Sure, there are at least 12 established NHL forwards ahead of him in the Canadiens pecking order. But we can’t think of a single one of them that plays the brand of hockey Xhekaj does.

He’s got silk-smooth hands, touch, mobility, sense, and a shot that’s good enough to net him goals at any level. And when you combine all that with the edge Xhekaj brings, you get a player made to impact the game in ways few can.

You think of Sam Bennett with the Stanley Cup-winning Florida Panthers, or Washington’s Tom Wilson — not because Xhekaj plays exactly like either one of them, but because his fearlessness and unpredictability on the ice can also make him an intimidating opponent — and it’s easy to understand the value he potentially possesses.

“Everyone watches playoffs. It’s big-boy hockey. It’s really physical out there and everyone’s trying to hit everything, and you’ve got to be willing to put your body on the line for the team,” he said. “I try to play like that every single game, even in the regular season. I think that’s something I definitely bring.

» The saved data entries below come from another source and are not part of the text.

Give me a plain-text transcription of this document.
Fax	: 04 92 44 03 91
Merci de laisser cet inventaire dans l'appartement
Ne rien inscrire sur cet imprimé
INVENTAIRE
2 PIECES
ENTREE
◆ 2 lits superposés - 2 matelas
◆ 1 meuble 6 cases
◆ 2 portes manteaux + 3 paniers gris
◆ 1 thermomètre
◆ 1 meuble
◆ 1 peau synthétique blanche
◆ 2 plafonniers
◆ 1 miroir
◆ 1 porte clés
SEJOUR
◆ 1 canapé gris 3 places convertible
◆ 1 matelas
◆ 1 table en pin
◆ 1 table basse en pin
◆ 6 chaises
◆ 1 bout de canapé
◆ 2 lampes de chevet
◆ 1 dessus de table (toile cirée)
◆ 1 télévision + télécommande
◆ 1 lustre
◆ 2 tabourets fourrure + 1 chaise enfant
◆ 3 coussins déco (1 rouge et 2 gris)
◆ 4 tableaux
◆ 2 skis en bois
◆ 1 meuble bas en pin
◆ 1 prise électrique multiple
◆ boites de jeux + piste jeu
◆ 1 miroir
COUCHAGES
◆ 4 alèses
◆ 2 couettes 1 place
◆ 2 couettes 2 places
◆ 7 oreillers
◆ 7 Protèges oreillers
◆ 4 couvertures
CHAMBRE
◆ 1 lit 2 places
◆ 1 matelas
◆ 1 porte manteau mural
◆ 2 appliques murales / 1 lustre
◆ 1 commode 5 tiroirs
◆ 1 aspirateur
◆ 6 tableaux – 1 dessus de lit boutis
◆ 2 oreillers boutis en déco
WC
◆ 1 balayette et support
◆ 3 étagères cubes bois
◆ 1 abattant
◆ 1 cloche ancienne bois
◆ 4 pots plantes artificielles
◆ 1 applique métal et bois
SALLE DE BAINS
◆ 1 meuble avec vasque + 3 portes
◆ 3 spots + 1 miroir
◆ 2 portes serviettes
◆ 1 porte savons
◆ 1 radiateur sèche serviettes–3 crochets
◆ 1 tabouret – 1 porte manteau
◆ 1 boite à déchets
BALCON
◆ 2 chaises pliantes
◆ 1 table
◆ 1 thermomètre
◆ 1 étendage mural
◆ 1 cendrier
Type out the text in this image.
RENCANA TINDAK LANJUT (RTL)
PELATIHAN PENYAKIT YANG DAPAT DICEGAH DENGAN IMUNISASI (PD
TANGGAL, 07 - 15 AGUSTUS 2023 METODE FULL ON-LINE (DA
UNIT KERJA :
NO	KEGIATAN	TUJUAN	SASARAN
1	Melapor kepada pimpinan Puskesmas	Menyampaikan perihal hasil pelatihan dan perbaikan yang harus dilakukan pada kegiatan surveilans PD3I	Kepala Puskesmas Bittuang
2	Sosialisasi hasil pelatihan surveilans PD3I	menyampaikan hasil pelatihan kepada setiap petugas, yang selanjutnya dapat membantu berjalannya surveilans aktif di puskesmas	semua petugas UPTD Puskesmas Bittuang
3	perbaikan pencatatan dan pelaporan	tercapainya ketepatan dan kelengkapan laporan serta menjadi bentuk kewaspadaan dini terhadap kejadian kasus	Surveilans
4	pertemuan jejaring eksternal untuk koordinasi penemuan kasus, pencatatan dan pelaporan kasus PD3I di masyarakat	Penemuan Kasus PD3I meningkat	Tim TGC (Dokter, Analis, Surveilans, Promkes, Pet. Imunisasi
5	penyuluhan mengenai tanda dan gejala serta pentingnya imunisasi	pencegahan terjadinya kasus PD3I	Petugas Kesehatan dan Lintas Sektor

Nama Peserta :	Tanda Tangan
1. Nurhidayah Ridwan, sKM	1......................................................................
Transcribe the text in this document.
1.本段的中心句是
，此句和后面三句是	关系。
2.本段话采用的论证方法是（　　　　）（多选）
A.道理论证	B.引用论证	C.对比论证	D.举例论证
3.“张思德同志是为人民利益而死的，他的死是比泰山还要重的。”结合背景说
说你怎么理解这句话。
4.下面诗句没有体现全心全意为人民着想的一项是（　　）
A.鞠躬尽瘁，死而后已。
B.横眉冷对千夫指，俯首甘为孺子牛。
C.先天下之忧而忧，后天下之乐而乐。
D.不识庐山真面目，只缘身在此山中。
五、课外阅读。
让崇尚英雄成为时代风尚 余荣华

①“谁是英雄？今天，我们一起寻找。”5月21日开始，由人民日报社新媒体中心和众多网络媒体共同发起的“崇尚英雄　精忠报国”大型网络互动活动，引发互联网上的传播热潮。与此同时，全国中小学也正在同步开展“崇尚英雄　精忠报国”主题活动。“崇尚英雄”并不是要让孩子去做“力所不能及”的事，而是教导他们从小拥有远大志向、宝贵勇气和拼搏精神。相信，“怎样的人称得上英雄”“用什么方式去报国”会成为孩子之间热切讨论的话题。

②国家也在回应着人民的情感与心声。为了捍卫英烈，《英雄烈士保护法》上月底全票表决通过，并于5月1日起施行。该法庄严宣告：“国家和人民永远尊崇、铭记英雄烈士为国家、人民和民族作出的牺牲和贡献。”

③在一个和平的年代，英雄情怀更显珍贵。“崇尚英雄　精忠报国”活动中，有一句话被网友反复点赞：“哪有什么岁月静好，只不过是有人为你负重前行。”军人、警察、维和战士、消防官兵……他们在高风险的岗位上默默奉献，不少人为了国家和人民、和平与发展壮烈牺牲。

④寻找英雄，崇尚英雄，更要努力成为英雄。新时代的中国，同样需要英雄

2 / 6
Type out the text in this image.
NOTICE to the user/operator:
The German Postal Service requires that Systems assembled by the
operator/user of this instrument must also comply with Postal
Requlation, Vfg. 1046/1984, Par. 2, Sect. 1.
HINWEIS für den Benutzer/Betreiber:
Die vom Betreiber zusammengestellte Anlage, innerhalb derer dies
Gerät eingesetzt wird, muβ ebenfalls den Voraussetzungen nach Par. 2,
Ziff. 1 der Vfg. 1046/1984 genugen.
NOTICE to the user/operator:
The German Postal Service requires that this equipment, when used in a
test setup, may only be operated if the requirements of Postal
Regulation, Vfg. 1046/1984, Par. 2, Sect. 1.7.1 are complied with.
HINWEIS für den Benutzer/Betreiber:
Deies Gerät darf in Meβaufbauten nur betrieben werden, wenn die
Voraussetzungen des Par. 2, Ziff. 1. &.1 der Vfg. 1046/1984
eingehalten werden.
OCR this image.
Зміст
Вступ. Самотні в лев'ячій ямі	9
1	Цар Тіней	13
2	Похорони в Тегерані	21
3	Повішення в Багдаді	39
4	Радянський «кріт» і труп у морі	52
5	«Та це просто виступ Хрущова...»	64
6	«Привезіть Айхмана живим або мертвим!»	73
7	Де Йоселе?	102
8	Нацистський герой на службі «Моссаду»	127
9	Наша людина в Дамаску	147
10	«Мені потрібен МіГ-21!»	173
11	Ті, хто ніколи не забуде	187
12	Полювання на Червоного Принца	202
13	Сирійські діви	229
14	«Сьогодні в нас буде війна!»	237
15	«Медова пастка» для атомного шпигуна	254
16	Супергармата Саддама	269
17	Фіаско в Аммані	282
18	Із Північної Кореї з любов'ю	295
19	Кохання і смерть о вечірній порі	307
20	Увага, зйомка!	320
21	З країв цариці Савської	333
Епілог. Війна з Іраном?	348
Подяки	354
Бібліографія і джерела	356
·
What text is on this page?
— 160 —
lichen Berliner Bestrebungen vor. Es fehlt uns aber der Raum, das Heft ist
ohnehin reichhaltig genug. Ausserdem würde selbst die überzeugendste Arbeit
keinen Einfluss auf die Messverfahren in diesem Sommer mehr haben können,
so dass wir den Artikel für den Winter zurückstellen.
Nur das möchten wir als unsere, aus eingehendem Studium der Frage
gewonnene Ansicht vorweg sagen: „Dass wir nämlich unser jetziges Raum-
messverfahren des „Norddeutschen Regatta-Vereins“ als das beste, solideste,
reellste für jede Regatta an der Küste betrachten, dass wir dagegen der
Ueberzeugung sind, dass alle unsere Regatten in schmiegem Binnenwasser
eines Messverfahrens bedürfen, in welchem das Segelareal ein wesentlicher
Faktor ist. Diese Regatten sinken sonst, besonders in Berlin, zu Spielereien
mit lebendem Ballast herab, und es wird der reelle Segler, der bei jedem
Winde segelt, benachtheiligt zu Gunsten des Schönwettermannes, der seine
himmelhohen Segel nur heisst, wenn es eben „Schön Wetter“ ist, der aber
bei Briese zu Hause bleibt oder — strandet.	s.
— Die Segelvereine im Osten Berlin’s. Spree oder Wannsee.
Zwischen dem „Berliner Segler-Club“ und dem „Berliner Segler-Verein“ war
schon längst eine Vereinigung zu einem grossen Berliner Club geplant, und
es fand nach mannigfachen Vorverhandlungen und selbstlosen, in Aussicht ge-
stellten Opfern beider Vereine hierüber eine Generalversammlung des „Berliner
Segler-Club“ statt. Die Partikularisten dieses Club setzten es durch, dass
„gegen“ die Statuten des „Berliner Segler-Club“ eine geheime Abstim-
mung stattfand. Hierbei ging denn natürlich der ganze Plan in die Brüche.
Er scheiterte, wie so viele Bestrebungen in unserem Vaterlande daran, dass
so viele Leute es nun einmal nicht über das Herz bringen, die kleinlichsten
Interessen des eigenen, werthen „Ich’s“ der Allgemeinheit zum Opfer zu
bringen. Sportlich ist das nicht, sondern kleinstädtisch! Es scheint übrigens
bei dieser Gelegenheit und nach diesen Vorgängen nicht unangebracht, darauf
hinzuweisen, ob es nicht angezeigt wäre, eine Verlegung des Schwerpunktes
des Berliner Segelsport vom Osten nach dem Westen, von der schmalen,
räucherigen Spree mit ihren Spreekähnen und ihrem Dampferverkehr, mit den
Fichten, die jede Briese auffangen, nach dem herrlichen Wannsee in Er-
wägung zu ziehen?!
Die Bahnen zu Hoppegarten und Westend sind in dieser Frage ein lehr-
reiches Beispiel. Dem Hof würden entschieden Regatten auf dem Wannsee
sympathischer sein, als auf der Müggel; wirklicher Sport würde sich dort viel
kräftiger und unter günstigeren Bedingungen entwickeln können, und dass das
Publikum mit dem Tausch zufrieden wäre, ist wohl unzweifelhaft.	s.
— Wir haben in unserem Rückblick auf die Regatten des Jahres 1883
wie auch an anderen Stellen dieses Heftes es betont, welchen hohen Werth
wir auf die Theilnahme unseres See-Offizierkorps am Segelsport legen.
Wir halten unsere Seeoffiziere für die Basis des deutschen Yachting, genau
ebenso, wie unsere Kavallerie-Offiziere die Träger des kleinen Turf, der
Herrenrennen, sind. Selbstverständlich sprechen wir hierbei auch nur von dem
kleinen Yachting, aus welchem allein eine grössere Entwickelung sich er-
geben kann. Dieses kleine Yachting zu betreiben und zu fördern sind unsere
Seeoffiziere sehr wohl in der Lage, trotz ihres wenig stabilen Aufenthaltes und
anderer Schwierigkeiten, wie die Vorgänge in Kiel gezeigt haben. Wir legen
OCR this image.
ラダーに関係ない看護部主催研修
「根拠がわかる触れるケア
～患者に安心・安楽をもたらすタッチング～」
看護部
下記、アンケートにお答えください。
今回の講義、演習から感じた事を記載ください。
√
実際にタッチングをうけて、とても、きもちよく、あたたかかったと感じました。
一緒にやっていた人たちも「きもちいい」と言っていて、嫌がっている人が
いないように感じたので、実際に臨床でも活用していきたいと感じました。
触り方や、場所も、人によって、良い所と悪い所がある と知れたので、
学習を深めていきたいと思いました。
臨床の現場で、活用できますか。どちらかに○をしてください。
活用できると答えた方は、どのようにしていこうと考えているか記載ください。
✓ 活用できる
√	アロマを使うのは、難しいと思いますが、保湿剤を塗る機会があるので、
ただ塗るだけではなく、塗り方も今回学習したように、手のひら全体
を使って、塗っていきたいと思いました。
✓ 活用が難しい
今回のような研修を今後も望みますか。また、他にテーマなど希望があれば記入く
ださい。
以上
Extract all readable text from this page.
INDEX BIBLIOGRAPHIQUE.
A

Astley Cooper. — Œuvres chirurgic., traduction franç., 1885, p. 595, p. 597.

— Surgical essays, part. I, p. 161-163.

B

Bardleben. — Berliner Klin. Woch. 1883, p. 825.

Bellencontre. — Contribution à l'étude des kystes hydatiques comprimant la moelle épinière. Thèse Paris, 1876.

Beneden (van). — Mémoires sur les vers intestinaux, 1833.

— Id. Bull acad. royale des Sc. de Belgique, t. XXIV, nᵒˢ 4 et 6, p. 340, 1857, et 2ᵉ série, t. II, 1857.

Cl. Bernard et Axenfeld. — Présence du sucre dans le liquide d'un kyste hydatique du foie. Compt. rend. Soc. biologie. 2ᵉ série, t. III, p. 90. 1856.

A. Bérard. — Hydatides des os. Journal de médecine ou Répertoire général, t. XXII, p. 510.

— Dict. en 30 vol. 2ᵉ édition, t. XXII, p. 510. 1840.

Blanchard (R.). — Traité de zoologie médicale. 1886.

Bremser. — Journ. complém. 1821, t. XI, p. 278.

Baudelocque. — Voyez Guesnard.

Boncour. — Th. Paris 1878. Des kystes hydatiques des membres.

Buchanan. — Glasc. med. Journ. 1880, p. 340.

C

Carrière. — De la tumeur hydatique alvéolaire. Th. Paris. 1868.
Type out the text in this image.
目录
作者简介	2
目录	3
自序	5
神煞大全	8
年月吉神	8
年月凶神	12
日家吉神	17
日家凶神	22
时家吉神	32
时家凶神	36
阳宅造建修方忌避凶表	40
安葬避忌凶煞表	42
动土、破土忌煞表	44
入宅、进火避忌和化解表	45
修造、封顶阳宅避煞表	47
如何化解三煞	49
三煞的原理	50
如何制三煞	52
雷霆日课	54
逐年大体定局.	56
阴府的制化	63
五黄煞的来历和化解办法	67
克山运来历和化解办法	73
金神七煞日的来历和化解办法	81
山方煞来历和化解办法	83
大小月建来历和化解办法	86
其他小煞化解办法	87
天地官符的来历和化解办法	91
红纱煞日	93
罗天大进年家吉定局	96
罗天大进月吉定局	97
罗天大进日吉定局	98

“It’s an edge. I’m a normal guy out here, very friendly. But on the ice, I flip a switch and want to win. I don’t want to lose any puck battle or race. Every shift, I’m trying to prove something.”

What Xhekaj proved to himself after what happened to him in Spain makes that task seem immediately achievable to him.

“I highly believe in myself,” he said. “I’m a confident guy. I’m coming here to try to make the roster, so I’m going to push myself to the limit.

“I have everything to gain. I can gain my dream. It’s my dream to play in the NHL, and that’s everything I’ve been working for since I was a kid. I’m going to do whatever I can to make it.”